Fiscal deficit fell to a four-year low of 2.1 percent during the first half of this fiscal year (FY14). According to SBP''s Second Quarterly Report for FY14 on the State of Economy, this was lower than the average deficit in the preceding four years as 4 year average of fiscal deficit stood 2.6 percent of GDP. More encouragingly, this was the first time after four years that primary balance turned to a surplus in the first half of a year, it added.
The fiscal deficit during H1-FY14 is also lower than the same period of last fiscal year, in which it was 2.7 percent. In absolute terms, fiscal deficit narrowed to Rs 540.1 billion in H1-FY14, compared to Rs 624.7 billion in H1-FY13, the report said. This improvement was on account of a slowdown in expenditures and an increase in revenues. Worryingly, development expenditures fell sharply during H1-FY14, declining by 10.5 percent YoY against an increase of 19.5 percent during the same period last year. Both provincial and federal PSDP contributed to this decline. However, current expenditures also slowed down due to lower subsidies, the report mentioned.

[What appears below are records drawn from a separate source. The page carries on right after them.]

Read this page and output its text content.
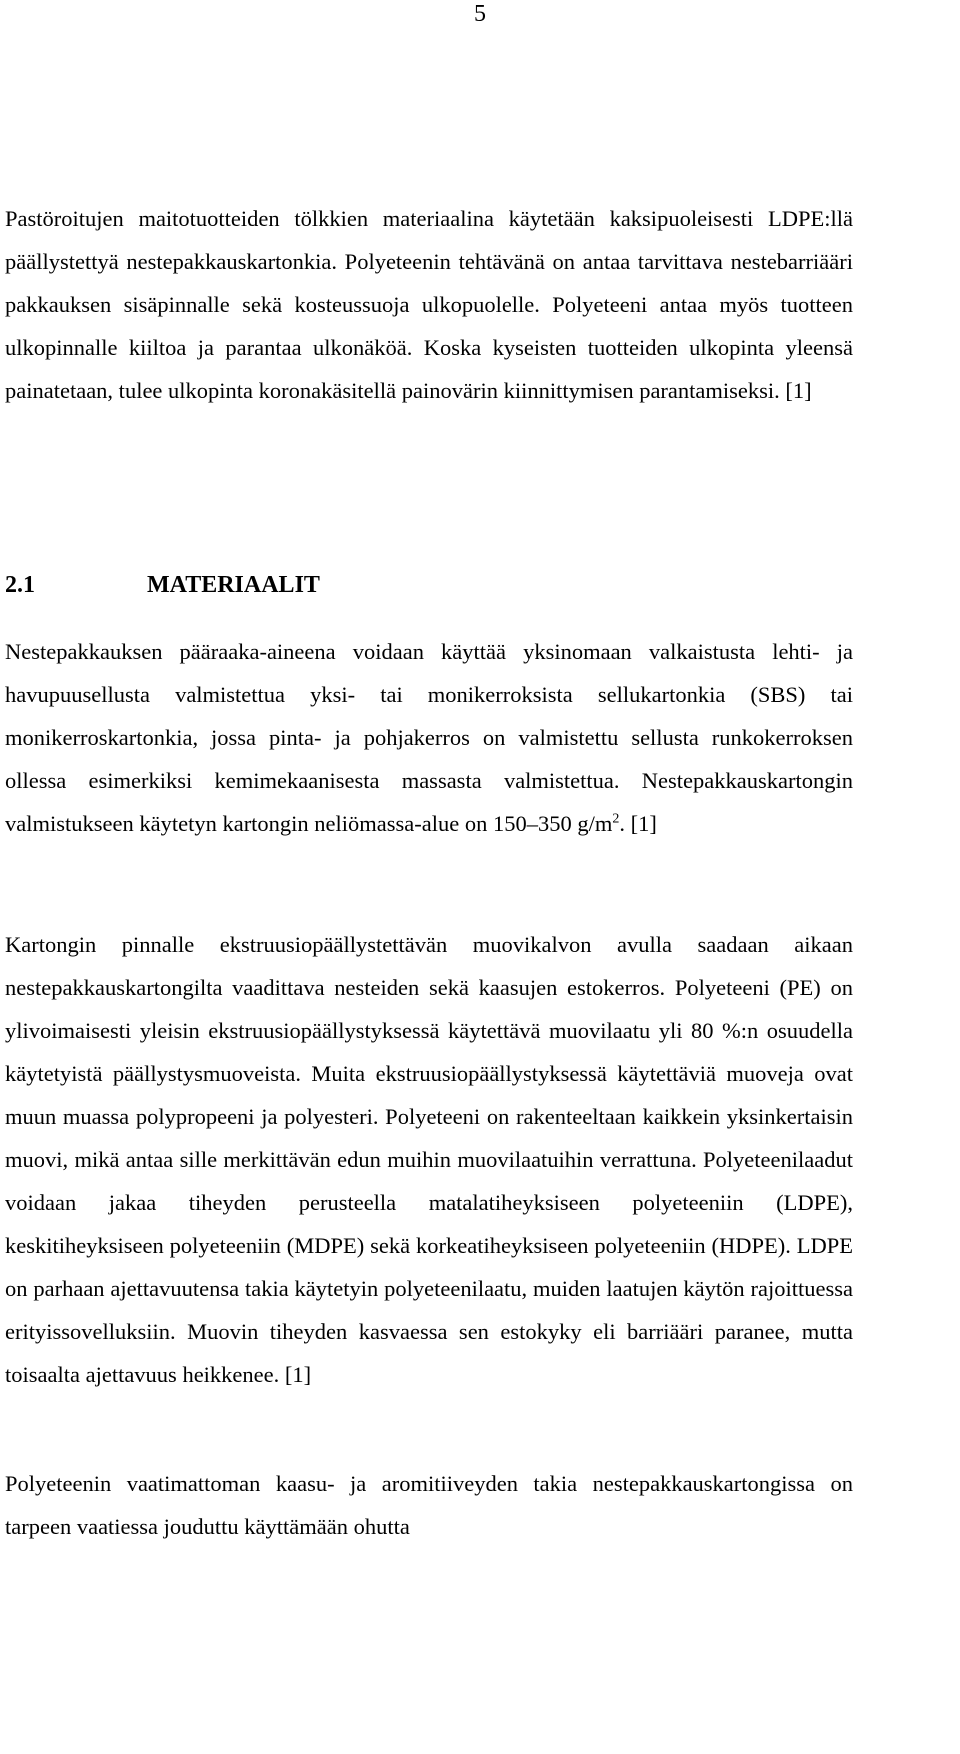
5

Pastöroitujen maitotuotteiden tölkkien materiaalina käytetään kaksipuoleisesti LDPE:llä päällystettyä nestepakkauskartonkia. Polyeteenin tehtävänä on antaa tarvittava nestebarriääri pakkauksen sisäpinnalle sekä kosteussuoja ulkopuolelle. Polyeteeni antaa myös tuotteen ulkopinnalle kiiltoa ja parantaa ulkonäköä. Koska kyseisten tuotteiden ulkopinta yleensä painatetaan, tulee ulkopinta koronakäsitellä painovärin kiinnittymisen parantamiseksi. [1]

2.1	MATERIAALIT

Nestepakkauksen pääraaka-aineena voidaan käyttää yksinomaan valkaistusta lehti- ja havupuusellusta valmistettua yksi- tai monikerroksista sellukartonkia (SBS) tai monikerroskartonkia, jossa pinta- ja pohjakerros on valmistettu sellusta runkokerroksen ollessa esimerkiksi kemimekaanisesta massasta valmistettua. Nestepakkauskartongin valmistukseen käytetyn kartongin neliömassa-alue on 150–350 $g/m^2$. [1]

Kartongin pinnalle ekstruusiopäällystettävän muovikalvon avulla saadaan aikaan nestepakkauskartongilta vaadittava nesteiden sekä kaasujen estokerros. Polyeteeni (PE) on ylivoimaisesti yleisin ekstruusiopäällystyksessä käytettävä muovilaatu yli 80 %:n osuudella käytetyistä päällystysmuoveista. Muita ekstruusiopäällystyksessä käytettäviä muoveja ovat muun muassa polypropeeni ja polyesteri. Polyeteeni on rakenteeltaan kaikkein yksinkertaisin muovi, mikä antaa sille merkittävän edun muihin muovilaatuihin verrattuna. Polyeteenilaadut voidaan jakaa tiheyden perusteella matalatiheyksiseen polyeteeniin (LDPE), keskitiheyksiseen polyeteeniin (MDPE) sekä korkeatiheyksiseen polyeteeniin (HDPE). LDPE on parhaan ajettavuutensa takia käytetyin polyeteenilaatu, muiden laatujen käytön rajoittuessa erityissovelluksiin. Muovin tiheyden kasvaessa sen estokyky eli barriääri paranee, mutta toisaalta ajettavuus heikkenee. [1]

Polyeteenin vaatimattoman kaasu- ja aromitiiveyden takia nestepakkauskartongissa on tarpeen vaatiessa jouduttu käyttämään ohutta
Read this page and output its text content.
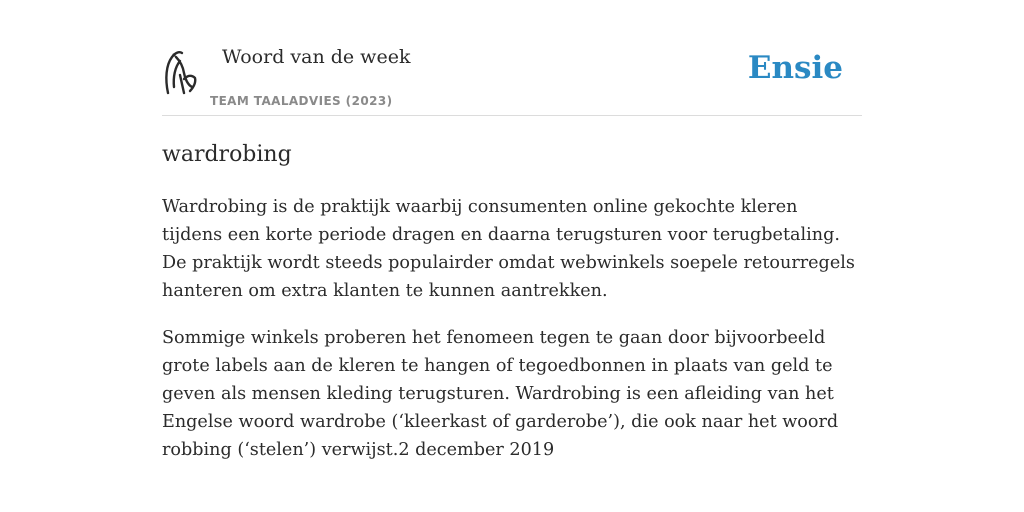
Woord van de week
TEAM TAALADVIES (2023)
Ensie
wardrobing

Wardrobing is de praktijk waarbij consumenten online gekochte kleren tijdens een korte periode dragen en daarna terugsturen voor terugbetaling. De praktijk wordt steeds populairder omdat webwinkels soepele retourregels hanteren om extra klanten te kunnen aantrekken.

Sommige winkels proberen het fenomeen tegen te gaan door bijvoorbeeld grote labels aan de kleren te hangen of tegoedbonnen in plaats van geld te geven als mensen kleding terugsturen. Wardrobing is een afleiding van het Engelse woord wardrobe (‘kleerkast of garderobe’), die ook naar het woord robbing (‘stelen’) verwijst.2 december 2019
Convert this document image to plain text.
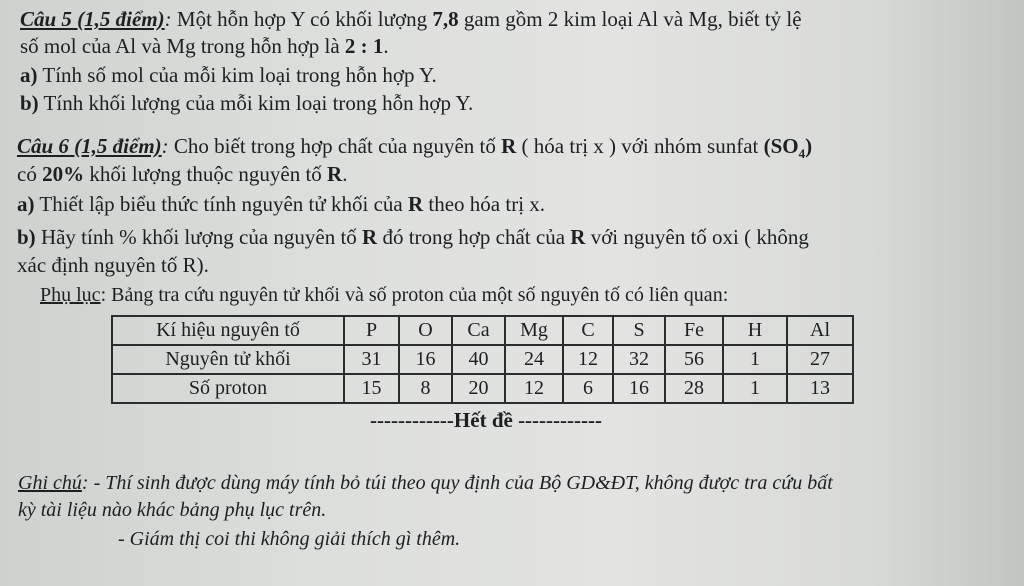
Câu 5 (1,5 điểm): Một hỗn hợp Y có khối lượng 7,8 gam gồm 2 kim loại Al và Mg, biết tỷ lệ
số mol của Al và Mg trong hỗn hợp là 2 : 1.
a) Tính số mol của mỗi kim loại trong hỗn hợp Y.
b) Tính khối lượng của mỗi kim loại trong hỗn hợp Y.
Câu 6 (1,5 điểm): Cho biết trong hợp chất của nguyên tố R ( hóa trị x ) với nhóm sunfat $(SO_4)$
có 20% khối lượng thuộc nguyên tố R.
a) Thiết lập biểu thức tính nguyên tử khối của R theo hóa trị x.
b) Hãy tính % khối lượng của nguyên tố R đó trong hợp chất của R với nguyên tố oxi ( không
xác định nguyên tố R).
Phụ lục: Bảng tra cứu nguyên tử khối và số proton của một số nguyên tố có liên quan:
Kí hiệu nguyên tố	P	O	Ca	Mg	C	S	Fe	H	Al
Nguyên tử khối	31	16	40	24	12	32	56	1	27
Số proton	15	8	20	12	6	16	28	1	13
------------Hết đề ------------
Ghi chú: - Thí sinh được dùng máy tính bỏ túi theo quy định của Bộ GD&ĐT, không được tra cứu bất
kỳ tài liệu nào khác bảng phụ lục trên.
- Giám thị coi thi không giải thích gì thêm.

On the revenue side, FBR tax receipts posted a growth of 16.8 percent for H1-FY14, against a nominal increase of 4.5 percent during the same period last year, which was mainly due to an increase in tax rates and a rise in general price level in the economy.
However, according to SBP estimates, FBR collections for H1-FY14 are short by around Rs 80 billion relative to the half year target, and will need to grow by 36.6 percent in the second half to achieve the target set for FY14. This would be challenging, given the pattern of revenues collection and the nature of tax reforms undertaken so far.
The State Bank said that improvement in the fiscal and external accounts in the second half of FY14 depends on the expected proceeds from the auction of 3G licenses and Coalition Support Fund (CSF) inflows. The country expects to receive $702 million CSF inflows during H2-FY14, out of which $352 million have been realised in February 2014.
"If expected official external inflows including PTCL privatisation proceeds, the OGDCL GDR, a new Euro Bond, and fresh inflows from multilateral creditors are realised in H2-FY14, SBP''s forex reserves are likely to exceed initial projection for the full year," the report said.